アニメ雑感

  • となグラ

毎回主人公の妹が可愛い。…最後の写真撮影で顔が引きつる辺りが良い。ありえないほどの不器用さが純真さを担保するという構図。主人公とヒロインをくっ付けたくて仕方ない人たちばかり。ベッタベタでペラッペラのラブコメで、主人公もバカだけど、その有形無形の善意のオーラに、感情移入させる力がまだ残っている。一般的にこの手(ツンデレ幼馴染)の話では、主人公と特にヒロインが融通が効かないので、いかに脇役を動かすかが鍵になるだろう。ヒロインの姉が器用であり、友人は気が利くといった具合に、人間関係のパズルを解いてくれる、解くヒントを与えてくれる人物が必要になる。それはたいてい「大切なことを思い出す・気付く」という形をとる。今回なら怒った顔も可愛い、全部を受け入れるみたいな話。

  • NHKにようこそ

先輩がNHK団を設立して暗い自主制作映画を撮ったりする(した)展開が見たい。…ラノベの原作からは少し変えて、映像ならこうした方がいいという構成になっている。テーマだから仕様がないけど、いつも独特の閉鎖感がある。例えば、前回の人形を踏んだ所とか、エレベータが閉まる場面とか、希望を潰す場面にやたら凝る。いや、最初の方のバイトの面接を想定してブツブツ言いながら歩くシーンとか、晴れて鮮やかな背景と鬱屈や不安が衝突してて、印象深いし良い演出なんだけど、たまに開放感があるシーンを挟むとより良い。最後に岬が天使に見えるシーンがそれだろうけど、前に出てきた美少女ゲームの絵に負けてる。かように岬がさほど可愛くないのは難点なんだけど、むしろ絵に描いたような美少女ゲームより現実に眼を向けろというメタメッセージなのかもしれない。

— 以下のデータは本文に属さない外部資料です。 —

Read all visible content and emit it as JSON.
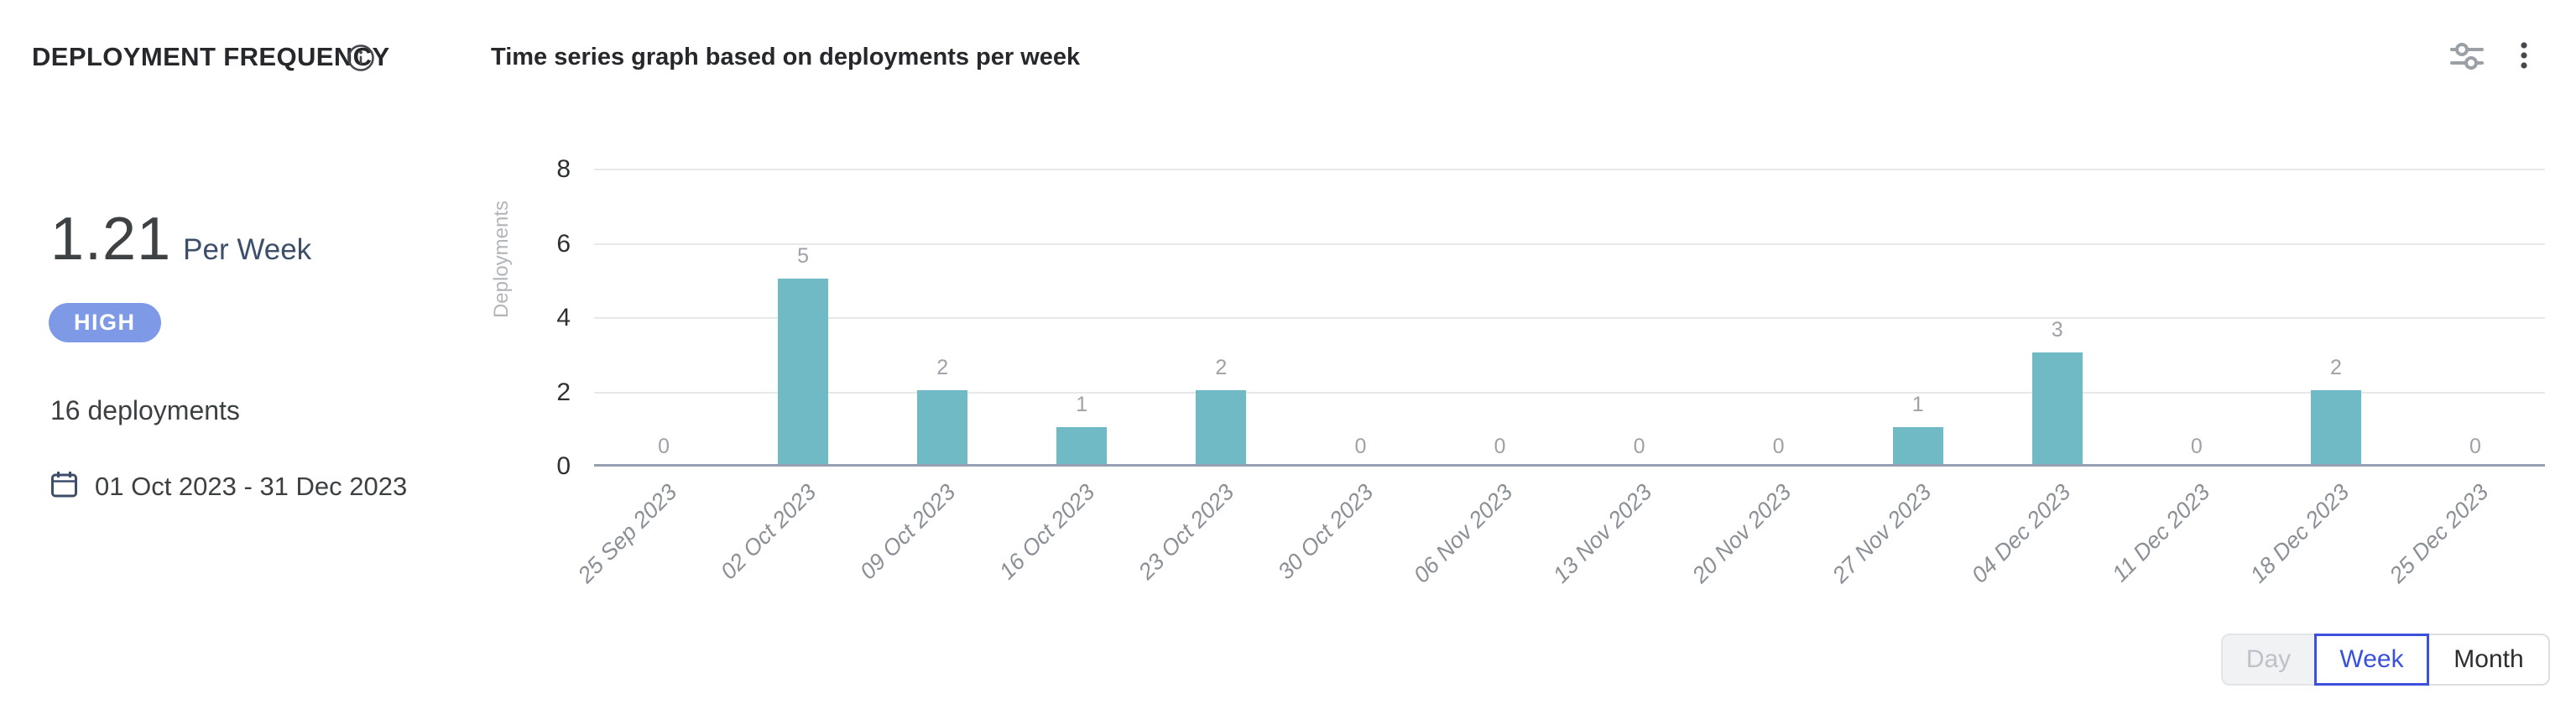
{
  "header": {
    "title": "DEPLOYMENT FREQUENCY",
    "subtitle": "Time series graph based on deployments per week",
    "icons": {
      "info": "info-circle-outline",
      "settings": "tune-sliders",
      "menu": "kebab-vertical-dots",
      "calendar": "calendar-outline"
    }
  },
  "stats": {
    "value": "1.21",
    "unit": "Per Week",
    "badge": {
      "label": "HIGH",
      "color": "#7e99e6"
    },
    "deployments_total": "16 deployments",
    "date_range": "01 Oct 2023 - 31 Dec 2023"
  },
  "chart_data": {
    "type": "bar",
    "title": "Time series graph based on deployments per week",
    "xlabel": "",
    "ylabel": "Deployments",
    "ylim": [
      0,
      8
    ],
    "yticks": [
      0,
      2,
      4,
      6,
      8
    ],
    "grid": true,
    "legend": false,
    "value_labels": true,
    "bar_color": "#6fbac4",
    "categories": [
      "25 Sep 2023",
      "02 Oct 2023",
      "09 Oct 2023",
      "16 Oct 2023",
      "23 Oct 2023",
      "30 Oct 2023",
      "06 Nov 2023",
      "13 Nov 2023",
      "20 Nov 2023",
      "27 Nov 2023",
      "04 Dec 2023",
      "11 Dec 2023",
      "18 Dec 2023",
      "25 Dec 2023"
    ],
    "values": [
      0,
      5,
      2,
      1,
      2,
      0,
      0,
      0,
      0,
      1,
      3,
      0,
      2,
      0
    ]
  },
  "granularity_toggle": {
    "options": [
      {
        "label": "Day",
        "state": "disabled"
      },
      {
        "label": "Week",
        "state": "selected"
      },
      {
        "label": "Month",
        "state": "default"
      }
    ]
  },
  "colors": {
    "bar_teal": "#6fbac4",
    "badge_bg": "#7e99e6",
    "accent_blue": "#3b51dd",
    "navy_text": "#3d4e6b",
    "axis_baseline": "#97a0b3",
    "gridline": "#e7e8e9"
  }
}
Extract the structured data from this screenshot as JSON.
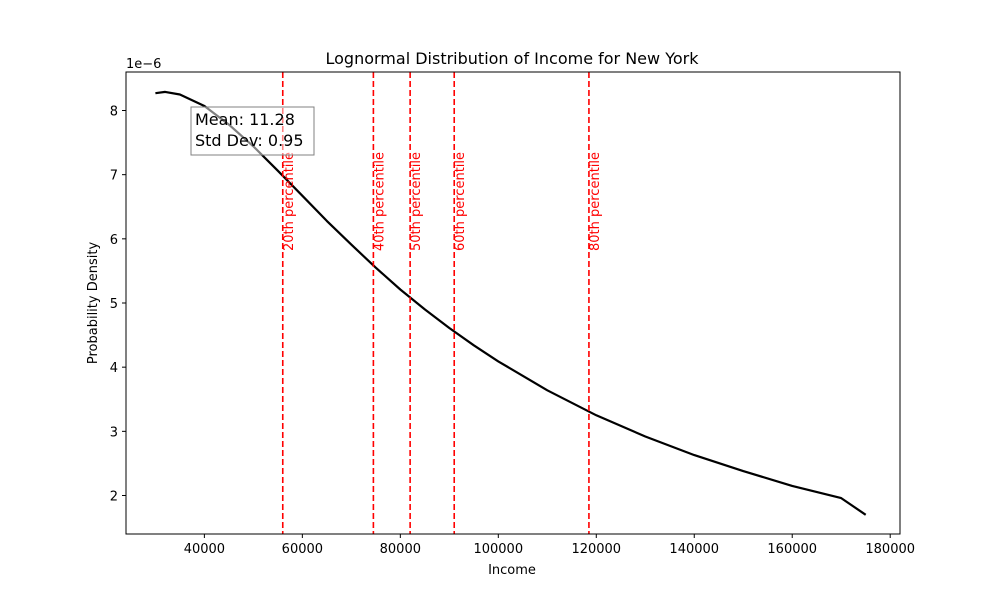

水戸黄門みたいな話。最後の「トレビアン」の間が良い。ルイズに胸なんかなくったっていいんだ。…この作品は美少女系コンテンツにありがちな女尊男卑の構造がはっきり反映されていて、貴族と平民の身分差はその装飾に過ぎない(といっても作者は中世の世界を描きたかったらしい)。もし配役の性別を逆にして、男が女を犬と呼んで鞭で叩くと、かなり不穏当な空気になってしまうから、この設定は妥当だろう。ついでに、設定は倒錯的だが、行動は禁欲されているのも無難だろう。もし毎晩鞭で叩かれて感じてしまうのでは洒落にならない(といっても作者はたぶんそういう話も書けるだろうが)。萌えを標榜しながら、それでいて伝統的なヒロイックファンタジーの枠内に留まること。これを満たすのがラノベにふさわしい。